Project Peer Review
due Mon, Apr 19 at 11:59p EDT
Critically reviewing others’ work is a crucial part of the scientific process, and STA 210 is no exception. Each group has been given read access to another group’s repo to review and provide feedback on their project draft. This review is intended to help you create a high quality final project, as well as give you experience reading and constructively critiquing the work of others.
To ensure the group has enough time to start incorporating feedback ,you should work on the peer review during lab and submit comments by Mon, Apr 19 at 11:59p EDT.
Getting started
Click here to see which project you’re reviewing.
Then, search your GitHub repositories for project
and you should see the repo for the project you’re reviewing.
Reviewing the draft
Carefully read the project draft, considering the questions below as you read it.
You will submit your review by creating new Issues in the team’s GitHub repo. To do so,
- Go to the team’s repo and click Issues.
- Click New issue.
- You will see several options that begin with “Peer review”. Click Get started and it will open a new issue.
- Type your response under each question header.
Peer review questions
Your response to each question will have two parts:
Issue 1: Introduction + Data
- Is the research question and goal of the report clearly stated?
- Does the introduction provide appropriate background context and motivation for a general reader? This includes citations for any claims or previous research mentioned.
- Is the original source of the data stated and cited?
- Is it clear when and how the data was originally collected?
- Are the observations and variables that are relevant to the analysis clearly described? At a minimum, the observations, response variable, and predictor variables in the final model should be clearly described.
- Include any additional comments or suggestions on the introduction and data description.
Issue 2: Exploratory data analysis
- Is the data cleaning and data wrangling process clearly described? This includes how the group handled missing data, created new variables, reduced the number of levels for categorical variables, etc.
- Do the visualizations follow the guidelines we’ve discussed in STA 210? This includes using plots that are appropriate for the data, having proper axis labels, titles, etc.
- Are any tables and figures clear, effective, and informative? Are they neatly printed with a reasonable number of digits displayed?
- Should any visualizations, figures, or tables be eliminated, or are there any new visualizations, tables, or figures that should be added?
- Include any additional comments or suggestions for the exploratory data analysis.
Issue 3: Methodology + Results
- Do the regression methods (linear or logistic regression) match the research question(s) and available data? If not, point out areas for further work.
- Are the methods described in enough detail that the work could be replicated by someone else? Is it clear what approach and model were used to evaluate hypotheses of interest? If not, point out areas for further work.
- Is the model selection accurately performed, if at all?

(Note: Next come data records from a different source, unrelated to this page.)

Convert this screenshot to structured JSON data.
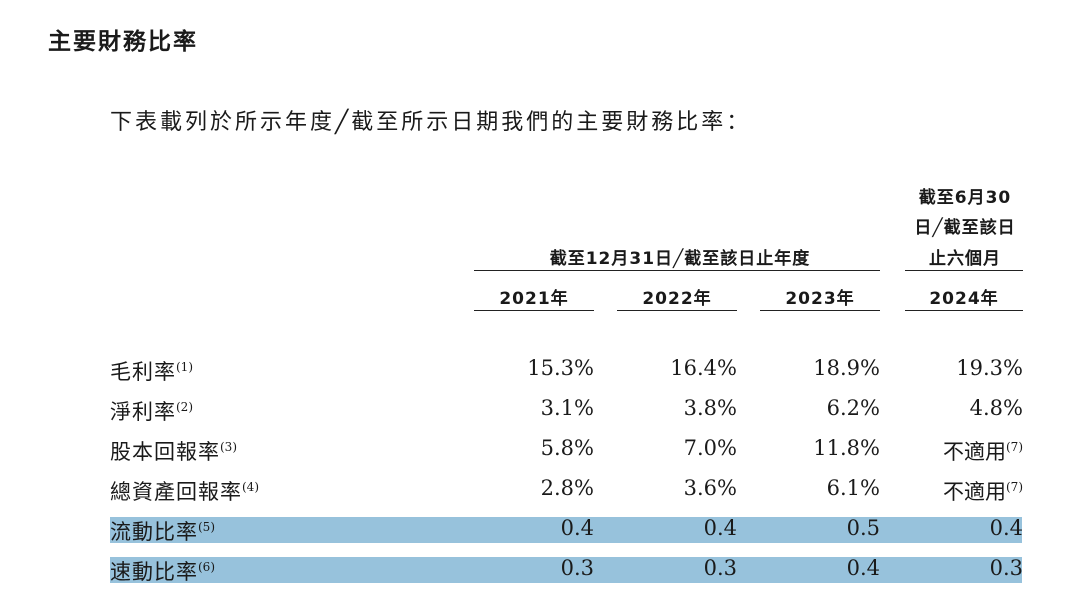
{
  "section_title": "主要財務比率",
  "intro": "下表載列於所示年度╱截至所示日期我們的主要財務比率：",
  "header": {
    "group_annual": "截至12月31日╱截至該日止年度",
    "group_interim_lines": [
      "截至6月30",
      "日╱截至該日",
      "止六個月"
    ],
    "years": [
      "2021年",
      "2022年",
      "2023年",
      "2024年"
    ]
  },
  "rows": [
    {
      "label": "毛利率",
      "note": "(1)",
      "values": [
        {
          "v": "15.3%"
        },
        {
          "v": "16.4%"
        },
        {
          "v": "18.9%"
        },
        {
          "v": "19.3%"
        }
      ],
      "highlight": false
    },
    {
      "label": "淨利率",
      "note": "(2)",
      "values": [
        {
          "v": "3.1%"
        },
        {
          "v": "3.8%"
        },
        {
          "v": "6.2%"
        },
        {
          "v": "4.8%"
        }
      ],
      "highlight": false
    },
    {
      "label": "股本回報率",
      "note": "(3)",
      "values": [
        {
          "v": "5.8%"
        },
        {
          "v": "7.0%"
        },
        {
          "v": "11.8%"
        },
        {
          "v": "不適用",
          "note": "(7)"
        }
      ],
      "highlight": false
    },
    {
      "label": "總資產回報率",
      "note": "(4)",
      "values": [
        {
          "v": "2.8%"
        },
        {
          "v": "3.6%"
        },
        {
          "v": "6.1%"
        },
        {
          "v": "不適用",
          "note": "(7)"
        }
      ],
      "highlight": false
    },
    {
      "label": "流動比率",
      "note": "(5)",
      "values": [
        {
          "v": "0.4"
        },
        {
          "v": "0.4"
        },
        {
          "v": "0.5"
        },
        {
          "v": "0.4"
        }
      ],
      "highlight": true
    },
    {
      "label": "速動比率",
      "note": "(6)",
      "values": [
        {
          "v": "0.3"
        },
        {
          "v": "0.3"
        },
        {
          "v": "0.4"
        },
        {
          "v": "0.3"
        }
      ],
      "highlight": true
    }
  ],
  "highlight_color": "#97c2dc"
}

- What type of diagnostic methods were used to check any modeling conditions, and are you satisfied the conditions of the model are valid? Should any additional analyses be performed?
- Did the group consider any interaction terms?
- Does the report contain a correct and effective interpretation of the results provided? Is all information needed to substantiate the results and conclusions included? If not, point out areas for further work.
Submission
The peer review will be graded on the extent to which it comprehensively and constructively addresses the components of the partner team’s report: the research context and motivation, exploratory data analysis, reproducibility, and any inference, modeling, or conclusions.
You will be graded based on the submitted issues on GitHub.